Suggestion: somehow (I’m feeling very hand-wavy today) expose more control over tiled rendering. For example, explicitly say that rendering will only happen to the given tiles; and these textures are very likely to be read just after they are rendered into - so don’t resolve them to memory if they fit into on-chip one.
There’s already a Qualcomm extension of something towards that area - QCOM_tiled_rendering - though it seems to be more concerned about where does rendering happen. More control is needed on how to mark FBO textures as “keep in on-chip memory for sampling as a texture plz”.
OpenCL
Current mobile GPUs already are, or very soon will be, OpenCL capable. Also OpenCL can be implemented on the CPU, nicely SIMDified via NEON, and use multicore.
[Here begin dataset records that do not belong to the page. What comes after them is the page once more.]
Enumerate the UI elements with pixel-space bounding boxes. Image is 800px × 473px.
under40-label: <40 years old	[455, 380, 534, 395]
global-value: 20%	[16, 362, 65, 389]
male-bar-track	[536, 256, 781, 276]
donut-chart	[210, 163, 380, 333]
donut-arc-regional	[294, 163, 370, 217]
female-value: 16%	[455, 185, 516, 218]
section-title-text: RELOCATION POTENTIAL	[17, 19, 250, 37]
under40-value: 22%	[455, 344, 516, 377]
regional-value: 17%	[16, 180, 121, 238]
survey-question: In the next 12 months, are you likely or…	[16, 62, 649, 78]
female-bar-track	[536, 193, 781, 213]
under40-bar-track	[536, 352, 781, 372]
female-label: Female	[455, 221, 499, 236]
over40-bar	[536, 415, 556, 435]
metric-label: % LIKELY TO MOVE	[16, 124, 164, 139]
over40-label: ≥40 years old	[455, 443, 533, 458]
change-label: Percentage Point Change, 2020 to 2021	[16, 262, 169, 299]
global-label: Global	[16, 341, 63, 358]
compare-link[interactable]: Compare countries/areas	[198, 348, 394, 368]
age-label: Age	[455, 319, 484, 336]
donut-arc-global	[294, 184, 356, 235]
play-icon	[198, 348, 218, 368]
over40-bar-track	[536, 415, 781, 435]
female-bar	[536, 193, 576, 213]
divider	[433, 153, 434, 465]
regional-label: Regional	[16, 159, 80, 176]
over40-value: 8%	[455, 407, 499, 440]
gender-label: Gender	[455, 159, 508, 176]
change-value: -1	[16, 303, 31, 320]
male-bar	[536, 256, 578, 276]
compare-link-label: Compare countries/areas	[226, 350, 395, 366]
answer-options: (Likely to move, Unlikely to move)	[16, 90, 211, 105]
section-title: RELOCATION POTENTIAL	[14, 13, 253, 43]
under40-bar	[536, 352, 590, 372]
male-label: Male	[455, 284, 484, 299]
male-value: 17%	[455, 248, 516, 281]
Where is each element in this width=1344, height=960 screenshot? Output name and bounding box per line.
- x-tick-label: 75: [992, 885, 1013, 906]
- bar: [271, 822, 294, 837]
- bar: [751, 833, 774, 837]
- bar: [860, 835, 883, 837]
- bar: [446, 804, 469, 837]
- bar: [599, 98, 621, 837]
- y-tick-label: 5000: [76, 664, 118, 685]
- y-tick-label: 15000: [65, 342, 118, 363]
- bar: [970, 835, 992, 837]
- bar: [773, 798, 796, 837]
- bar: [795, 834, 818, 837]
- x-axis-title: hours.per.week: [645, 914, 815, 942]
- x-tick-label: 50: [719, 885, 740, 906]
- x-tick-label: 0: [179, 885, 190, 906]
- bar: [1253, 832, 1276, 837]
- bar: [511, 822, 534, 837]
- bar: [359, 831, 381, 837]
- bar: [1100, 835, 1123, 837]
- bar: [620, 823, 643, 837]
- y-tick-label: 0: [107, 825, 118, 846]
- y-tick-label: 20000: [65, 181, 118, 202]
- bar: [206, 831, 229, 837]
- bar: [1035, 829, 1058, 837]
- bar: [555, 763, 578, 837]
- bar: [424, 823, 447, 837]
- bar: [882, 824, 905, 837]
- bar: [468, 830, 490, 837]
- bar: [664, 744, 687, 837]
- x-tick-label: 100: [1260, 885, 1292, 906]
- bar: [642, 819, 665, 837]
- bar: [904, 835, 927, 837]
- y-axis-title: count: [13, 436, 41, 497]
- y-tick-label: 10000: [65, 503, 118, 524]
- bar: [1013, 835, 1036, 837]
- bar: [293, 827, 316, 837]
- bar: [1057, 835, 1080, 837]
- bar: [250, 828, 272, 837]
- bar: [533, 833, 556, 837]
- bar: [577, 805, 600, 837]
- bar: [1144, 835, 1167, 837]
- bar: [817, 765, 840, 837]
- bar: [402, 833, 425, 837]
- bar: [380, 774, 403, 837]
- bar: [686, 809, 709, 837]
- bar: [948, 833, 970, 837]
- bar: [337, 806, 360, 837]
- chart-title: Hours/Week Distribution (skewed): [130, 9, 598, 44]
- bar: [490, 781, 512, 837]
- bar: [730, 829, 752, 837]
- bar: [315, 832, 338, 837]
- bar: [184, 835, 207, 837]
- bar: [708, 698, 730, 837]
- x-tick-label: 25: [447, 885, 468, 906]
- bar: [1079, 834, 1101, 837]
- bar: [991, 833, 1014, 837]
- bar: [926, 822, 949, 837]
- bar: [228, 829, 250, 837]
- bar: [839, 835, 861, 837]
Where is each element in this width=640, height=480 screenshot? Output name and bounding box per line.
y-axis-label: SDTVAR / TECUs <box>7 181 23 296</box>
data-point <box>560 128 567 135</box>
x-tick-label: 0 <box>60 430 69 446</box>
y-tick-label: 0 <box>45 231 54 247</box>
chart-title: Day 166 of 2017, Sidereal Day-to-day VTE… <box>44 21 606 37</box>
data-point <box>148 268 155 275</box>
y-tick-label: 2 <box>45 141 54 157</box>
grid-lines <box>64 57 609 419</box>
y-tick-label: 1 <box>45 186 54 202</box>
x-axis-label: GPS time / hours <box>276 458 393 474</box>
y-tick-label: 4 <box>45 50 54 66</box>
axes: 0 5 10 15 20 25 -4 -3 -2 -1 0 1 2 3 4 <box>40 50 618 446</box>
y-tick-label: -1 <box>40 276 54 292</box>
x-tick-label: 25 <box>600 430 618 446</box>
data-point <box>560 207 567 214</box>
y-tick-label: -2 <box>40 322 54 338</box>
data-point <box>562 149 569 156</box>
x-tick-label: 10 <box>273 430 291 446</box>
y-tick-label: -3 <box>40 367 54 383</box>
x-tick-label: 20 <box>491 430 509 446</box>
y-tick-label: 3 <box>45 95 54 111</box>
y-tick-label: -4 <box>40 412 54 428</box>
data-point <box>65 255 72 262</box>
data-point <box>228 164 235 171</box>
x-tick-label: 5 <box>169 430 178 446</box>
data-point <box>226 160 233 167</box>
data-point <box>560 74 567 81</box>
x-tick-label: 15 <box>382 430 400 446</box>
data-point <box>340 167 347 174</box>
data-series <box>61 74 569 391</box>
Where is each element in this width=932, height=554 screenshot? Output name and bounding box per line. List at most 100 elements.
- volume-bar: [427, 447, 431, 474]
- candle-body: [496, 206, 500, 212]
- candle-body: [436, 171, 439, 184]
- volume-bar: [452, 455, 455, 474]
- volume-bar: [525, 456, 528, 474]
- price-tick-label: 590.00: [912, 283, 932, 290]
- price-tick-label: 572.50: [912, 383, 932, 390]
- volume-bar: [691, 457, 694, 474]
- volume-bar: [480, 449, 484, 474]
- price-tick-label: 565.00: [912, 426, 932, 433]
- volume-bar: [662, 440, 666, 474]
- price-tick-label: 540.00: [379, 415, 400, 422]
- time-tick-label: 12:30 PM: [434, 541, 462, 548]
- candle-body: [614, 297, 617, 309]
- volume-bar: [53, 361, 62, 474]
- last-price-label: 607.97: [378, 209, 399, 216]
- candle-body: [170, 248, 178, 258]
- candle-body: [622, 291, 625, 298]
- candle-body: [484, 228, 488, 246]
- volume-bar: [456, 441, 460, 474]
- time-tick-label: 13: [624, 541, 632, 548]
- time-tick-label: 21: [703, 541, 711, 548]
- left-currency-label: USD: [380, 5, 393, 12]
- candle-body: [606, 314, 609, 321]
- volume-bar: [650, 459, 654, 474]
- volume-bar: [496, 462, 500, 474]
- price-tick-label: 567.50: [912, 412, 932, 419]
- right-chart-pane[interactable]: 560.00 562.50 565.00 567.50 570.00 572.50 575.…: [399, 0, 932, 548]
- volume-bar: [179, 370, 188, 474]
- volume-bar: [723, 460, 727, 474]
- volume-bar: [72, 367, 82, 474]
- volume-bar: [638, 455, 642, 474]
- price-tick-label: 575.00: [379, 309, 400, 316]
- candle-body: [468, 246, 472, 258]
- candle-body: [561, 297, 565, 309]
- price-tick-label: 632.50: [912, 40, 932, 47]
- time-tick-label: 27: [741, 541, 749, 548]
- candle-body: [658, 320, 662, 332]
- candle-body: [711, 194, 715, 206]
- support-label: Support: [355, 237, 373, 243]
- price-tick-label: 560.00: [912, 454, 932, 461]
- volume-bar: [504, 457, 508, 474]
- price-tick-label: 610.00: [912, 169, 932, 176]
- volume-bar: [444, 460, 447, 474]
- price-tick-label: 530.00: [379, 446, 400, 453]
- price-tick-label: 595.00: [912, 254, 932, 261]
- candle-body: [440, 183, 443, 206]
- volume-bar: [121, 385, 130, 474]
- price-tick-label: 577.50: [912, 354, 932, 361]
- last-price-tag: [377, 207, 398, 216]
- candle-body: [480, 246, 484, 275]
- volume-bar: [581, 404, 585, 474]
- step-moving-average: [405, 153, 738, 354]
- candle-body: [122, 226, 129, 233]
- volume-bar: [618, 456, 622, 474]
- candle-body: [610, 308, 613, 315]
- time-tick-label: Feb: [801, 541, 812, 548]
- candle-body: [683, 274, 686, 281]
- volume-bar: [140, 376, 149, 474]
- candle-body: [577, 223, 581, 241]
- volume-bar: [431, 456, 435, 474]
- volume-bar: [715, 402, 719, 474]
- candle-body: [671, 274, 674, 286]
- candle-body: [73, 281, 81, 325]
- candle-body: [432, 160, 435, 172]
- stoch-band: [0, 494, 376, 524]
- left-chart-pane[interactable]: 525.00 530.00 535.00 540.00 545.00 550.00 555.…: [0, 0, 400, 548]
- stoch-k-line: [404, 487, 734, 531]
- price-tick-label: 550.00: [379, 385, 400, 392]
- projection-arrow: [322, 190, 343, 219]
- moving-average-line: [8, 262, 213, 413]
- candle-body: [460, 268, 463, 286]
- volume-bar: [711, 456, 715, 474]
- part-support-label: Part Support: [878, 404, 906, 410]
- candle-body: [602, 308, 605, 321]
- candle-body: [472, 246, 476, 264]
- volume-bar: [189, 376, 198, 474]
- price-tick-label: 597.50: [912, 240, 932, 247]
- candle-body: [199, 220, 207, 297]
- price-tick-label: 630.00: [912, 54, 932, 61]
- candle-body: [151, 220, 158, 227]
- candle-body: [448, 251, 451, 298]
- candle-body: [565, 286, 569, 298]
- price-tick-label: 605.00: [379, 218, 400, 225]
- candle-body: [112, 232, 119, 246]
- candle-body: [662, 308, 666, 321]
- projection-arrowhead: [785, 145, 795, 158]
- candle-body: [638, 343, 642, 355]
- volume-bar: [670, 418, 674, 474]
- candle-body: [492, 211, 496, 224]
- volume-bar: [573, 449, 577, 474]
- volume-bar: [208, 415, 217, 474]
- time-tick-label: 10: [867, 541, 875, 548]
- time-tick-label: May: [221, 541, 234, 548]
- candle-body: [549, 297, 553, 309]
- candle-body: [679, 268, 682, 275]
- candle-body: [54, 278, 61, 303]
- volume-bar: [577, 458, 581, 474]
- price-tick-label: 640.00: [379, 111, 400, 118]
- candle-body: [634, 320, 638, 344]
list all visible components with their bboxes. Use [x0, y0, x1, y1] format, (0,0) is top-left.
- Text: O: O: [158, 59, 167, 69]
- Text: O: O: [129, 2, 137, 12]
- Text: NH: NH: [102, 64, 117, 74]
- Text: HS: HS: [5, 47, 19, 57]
DO WANT! (and while you’re at it, everything that’s doable to make interop between CL & GL faster)
This can be used for a ton of things; skinning, culling, particles, procedural animations, image postprocessing and so on. And with a much less restrictive programming model, it’s easier to reuse computation results across draw calls or frames.
Couple this with “direct access to memory on the CPU” and OpenCL could be used for more things than graphics (again I’m grossly oversimplifying here and ignoring the whole synchronization/latency/security elephant…).
MOAR?
Now of course there are more things I’d want to see, but for today I’ll take just those above, thank you. Have a nice day!